Un tatuaggio hi-tech che replica funzioni tattili

Un dispositivo tattile ultrasottile sviluppato dall'Istituto Italiano di Tecnologia di Pontedera permette di riprodurre sensazioni tattili localizzate sulla pelle. Può essere usato per aumentare la precisione di robot teleoperati, fornire informazioni a persone non vedenti o come interfaccia in ambienti virtuali.

Un tatuaggio hi-tech che replica funzioni tattili
Un tatuaggio hi-tech che replica funzioni tattili

Come un tatuaggio per bambini, che si attacca alla pelle con una spugna bagnata. Ma la sua capacità è quella di riprodurre la sensazione del tocco in modo localizzato, sulla parte terminale del dito. È l’ultima invenzione sviluppata dai ricercatori all’interno del Center for Materials Interfaces dell’Istituto Italiano di Tecnologia (IIT) di Pontedera e pubblicato, in copertina, sulla prestigiosa rivista Advanced Electronic Materials. L’obiettivo che si sono dato i due ricercatori Arianna Mazzotta e Virgilio Mattoli che hanno sviluppato questo dispositivo indossabile ultrasottile, è quello di riprodurre sensazioni tattili. Il tatto è uno dei sensi principali e toccare ciò che ci circonda, e percepire sensazioni tattili provenienti da stimoli esterni, è infatti una capacità quasi completamente automatica, che fa parte della vita di tutti i giorni e che risulta essenziale per svolgere innumerevoli compiti.

Replicare artificialmente le sensazioni tattili potrebbe, quindi, avere molteplici usi, come per esempio il riprodurre feedback sensoriali nelle persone che hanno subìto un’amputazione e che utilizzano un arto robotico, aumentare la precisione e la destrezza nella manipolazione di robot teleoperati, o ancora fornire informazioni a persone non vedenti attraverso i cosiddetti "display Braille", oppure come delle interfacce negli ambienti virtuali e nel gaming, migliorando così l’esperienza immersiva degli utenti.

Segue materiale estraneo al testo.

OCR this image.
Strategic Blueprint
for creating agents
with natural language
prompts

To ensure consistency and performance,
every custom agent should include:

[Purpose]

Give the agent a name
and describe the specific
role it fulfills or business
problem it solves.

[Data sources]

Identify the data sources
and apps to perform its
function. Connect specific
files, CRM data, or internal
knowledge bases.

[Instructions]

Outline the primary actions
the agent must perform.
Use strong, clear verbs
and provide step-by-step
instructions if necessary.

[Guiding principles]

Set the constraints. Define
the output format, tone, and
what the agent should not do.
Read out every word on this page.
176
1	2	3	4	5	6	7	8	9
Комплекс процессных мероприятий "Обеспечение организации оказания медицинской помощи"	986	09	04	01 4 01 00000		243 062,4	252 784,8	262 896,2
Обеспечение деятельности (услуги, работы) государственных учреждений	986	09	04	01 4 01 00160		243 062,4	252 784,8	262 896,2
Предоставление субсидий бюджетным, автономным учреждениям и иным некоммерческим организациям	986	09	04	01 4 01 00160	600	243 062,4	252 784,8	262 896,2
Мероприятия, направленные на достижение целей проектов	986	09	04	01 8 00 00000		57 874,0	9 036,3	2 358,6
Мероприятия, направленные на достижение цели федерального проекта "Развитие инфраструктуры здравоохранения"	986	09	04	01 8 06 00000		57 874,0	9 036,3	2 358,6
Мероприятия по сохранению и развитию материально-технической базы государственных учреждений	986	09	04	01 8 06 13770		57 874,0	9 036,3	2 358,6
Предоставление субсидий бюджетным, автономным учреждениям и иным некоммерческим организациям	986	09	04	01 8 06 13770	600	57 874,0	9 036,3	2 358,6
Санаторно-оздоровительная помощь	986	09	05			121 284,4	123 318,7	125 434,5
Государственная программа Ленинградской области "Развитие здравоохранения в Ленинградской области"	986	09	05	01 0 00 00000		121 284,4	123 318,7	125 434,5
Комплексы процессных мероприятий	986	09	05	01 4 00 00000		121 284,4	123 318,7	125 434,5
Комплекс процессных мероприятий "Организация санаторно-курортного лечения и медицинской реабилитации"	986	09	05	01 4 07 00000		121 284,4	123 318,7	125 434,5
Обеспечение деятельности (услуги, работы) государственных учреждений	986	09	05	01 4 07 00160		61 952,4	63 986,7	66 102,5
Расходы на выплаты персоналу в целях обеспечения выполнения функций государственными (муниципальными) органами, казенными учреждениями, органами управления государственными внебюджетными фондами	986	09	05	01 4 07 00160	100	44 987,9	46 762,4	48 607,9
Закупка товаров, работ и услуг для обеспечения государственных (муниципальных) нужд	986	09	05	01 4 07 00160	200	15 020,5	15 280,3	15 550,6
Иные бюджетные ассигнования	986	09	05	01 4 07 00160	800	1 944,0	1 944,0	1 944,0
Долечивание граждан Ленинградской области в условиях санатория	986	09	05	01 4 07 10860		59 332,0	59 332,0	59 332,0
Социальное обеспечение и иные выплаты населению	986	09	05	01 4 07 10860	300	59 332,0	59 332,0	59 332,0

Questo sistema è un tatuaggio elettronico spesso solo pochi micrometri e progettato per suscitare una sensazione tattile. È infatti, in grado di generare una forza che spinge sulla pelle della persona che lo indossa, la quale percepisce quindi un tocco.

Il dispositivo tattile è basato su una strategia di attuazione elettro-termo-pneumatica, che consiste nel riscaldare elettricamente, in modo veloce e molto localizzato, un piccolo volume d’aria racchiuso tra due pellicole molto sottili. Espandendosi, l’aria genera forze e spostamenti sulla pelle posta a contatto, producendo la sensazione tattile. Per ora il gruppo di ricerca ha dimostrato il funzionamento di un singolo punto "tattile", ma sta già lavorando sull’implementazione di veri e propri display costituiti da diversi pixel tattili, chiamati taxels, attivabili indipendentemente uno dall’altro, e che permetteranno di riprodurre sulla pelle lettere, numeri e pattern direzionali e dinamici.